Jonny Bairstow has earned the right to take his brilliant Test match batting back into white-ball cricket as England prepare to switch formats against Sri Lanka.
He will do so with his confidence at an all-time high and on the back of praise from lofty quarters, including Test captain Alastair Cook - who passes the reins to Eoin Morgan following England's 2-0 Investec series victory.
Cook's Test specialists were denied by rain on the final day at Lord's from pressing for a 3-0 whitewash over Sri Lanka.
But in the white-ball squads published immediately after the stalemate was confirmed, seven of his series-winners are in the frame for five one-day internationals against the same opponents - and two stay on for the concluding Twenty20.
Bairstow, who hit 387 runs at an average of 129 and took 19 catches as wicketkeeper, is one of the ever-presents.
England have rewarded the 26-year-old with the return he coveted to both limited-overs squads.
The 14-strong ODI list is otherwise largely as predicted - still without Stuart Broad - while 13 for the Twenty20 include uncapped Tymal Mills' raw left-arm pace.
It fell to Cook to reflect on England's Test success, and specifically the part played by Bairstow - whose batting he likens to that of three-time Ashes-winner Matt Prior.

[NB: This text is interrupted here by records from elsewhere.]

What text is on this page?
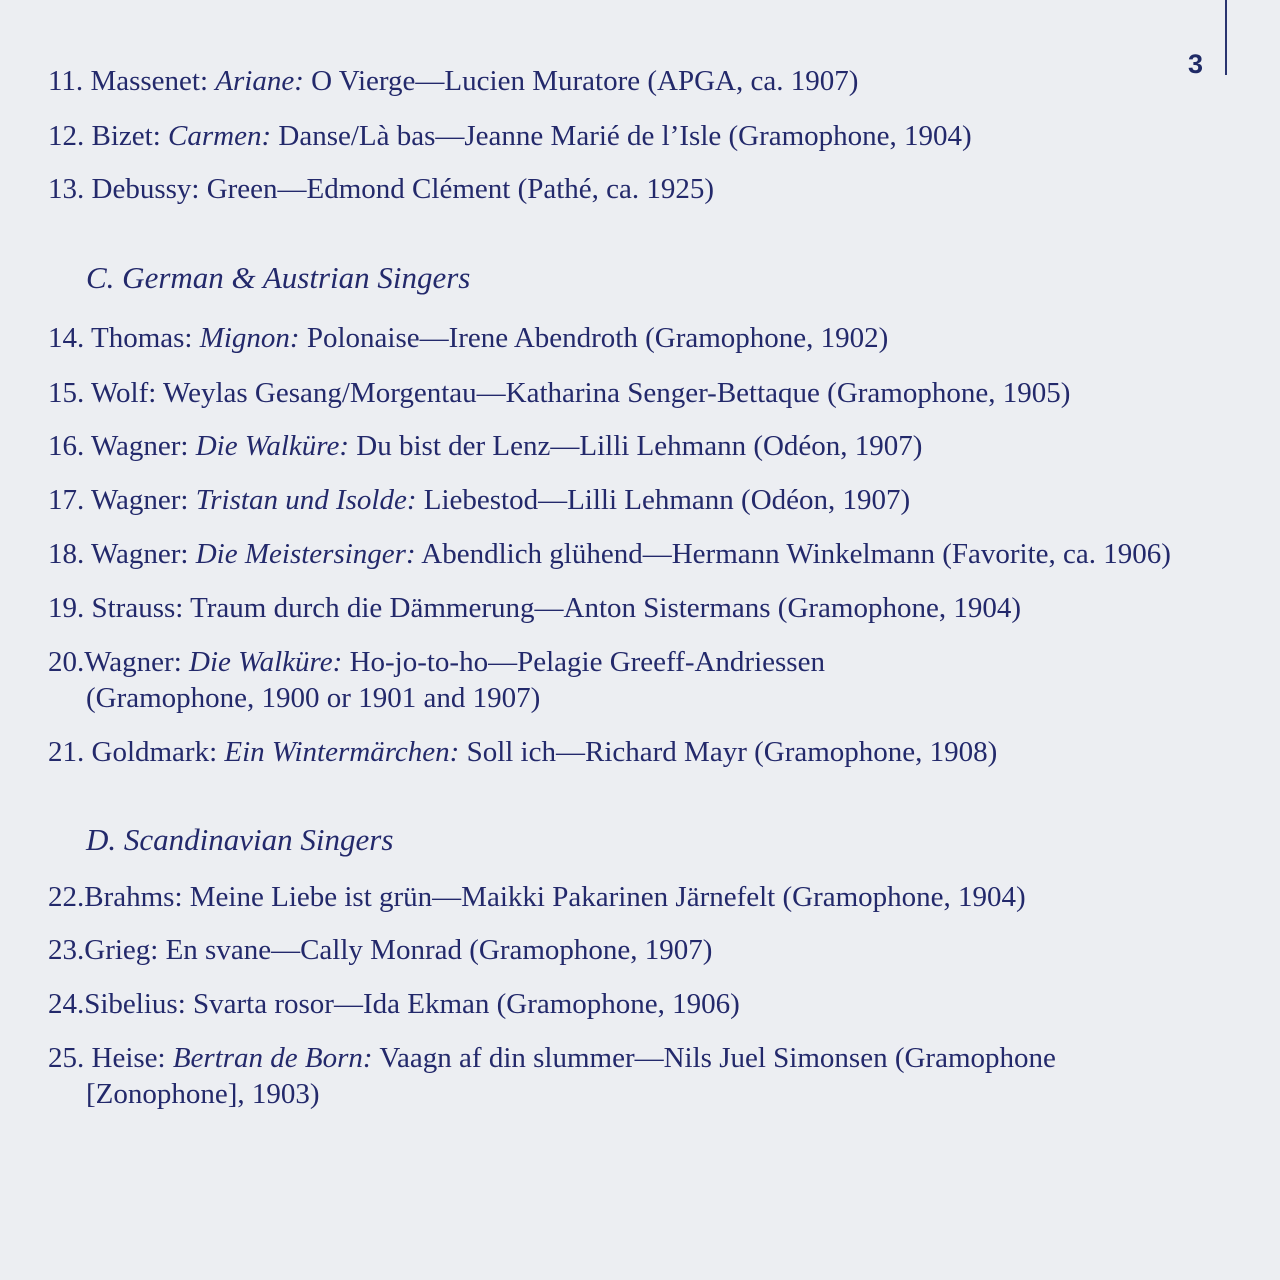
3
11. Massenet: Ariane: O Vierge—Lucien Muratore (APGA, ca. 1907)
12. Bizet: Carmen: Danse/Là bas—Jeanne Marié de l’Isle (Gramophone, 1904)
13. Debussy: Green—Edmond Clément (Pathé, ca. 1925)
C. German & Austrian Singers
14. Thomas: Mignon: Polonaise—Irene Abendroth (Gramophone, 1902)
15. Wolf: Weylas Gesang/Morgentau—Katharina Senger-Bettaque (Gramophone, 1905)
16. Wagner: Die Walküre: Du bist der Lenz—Lilli Lehmann (Odéon, 1907)
17. Wagner: Tristan und Isolde: Liebestod—Lilli Lehmann (Odéon, 1907)
18. Wagner: Die Meistersinger: Abendlich glühend—Hermann Winkelmann (Favorite, ca. 1906)
19. Strauss: Traum durch die Dämmerung—Anton Sistermans (Gramophone, 1904)
20.Wagner: Die Walküre: Ho-jo-to-ho—Pelagie Greeff-Andriessen
(Gramophone, 1900 or 1901 and 1907)
21. Goldmark: Ein Wintermärchen: Soll ich—Richard Mayr (Gramophone, 1908)
D. Scandinavian Singers
22.Brahms: Meine Liebe ist grün—Maikki Pakarinen Järnefelt (Gramophone, 1904)
23.Grieg: En svane—Cally Monrad (Gramophone, 1907)
24.Sibelius: Svarta rosor—Ida Ekman (Gramophone, 1906)
25. Heise: Bertran de Born: Vaagn af din slummer—Nils Juel Simonsen (Gramophone
[Zonophone], 1903)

Bairstow narrowly pipped James Anderson - 21 wickets at a remarkable 10.80 - as England's man-of-the-series, and Cook said: "It's a brilliant achievement.
"It's great to have an attacking batsman coming in and taking it to the opposition.
"He's very similar to Matt Prior ... when he was at his best, we could often be 100 for five and he'd change the momentum.
"It's great to see someone who works so hard at his game getting his rewards."
As well as the catches he did take, one or two got away from Bairstow - and his captain acknowledges, with other contenders such as white-ball incumbent Jos Buttler, that continued consideration will be given to picking the Yorkshireman as a specialist batsman.
"There is always that thought, with a guy who scores that many runs," added Cook.
"Jonny is enjoying both roles. He knows how hard he has to work at his keeping - that is a conversation we do have.
"He knows a couple of chances have gone down, but you don't become a world-class wicketkeeper overnight.
"He is certainly heading in the right direction."
England were frustrated after only 12.2 overs were possible between the downpours at HQ, and they were therefore robbed of a chance to bowl Sri Lanka out.
But after the tourists finished on 78 for one, in pursuit of a ground-record 362, Cook's opposite number Angelo Mathews also voiced regret at the poor weather.
"It was a sporting declaration by Alastair," he said.
"We were going to go for it. We would rather lose a game trying to win it.
"But the weather intervened. It would have been an interesting chase, and a result was possible either way."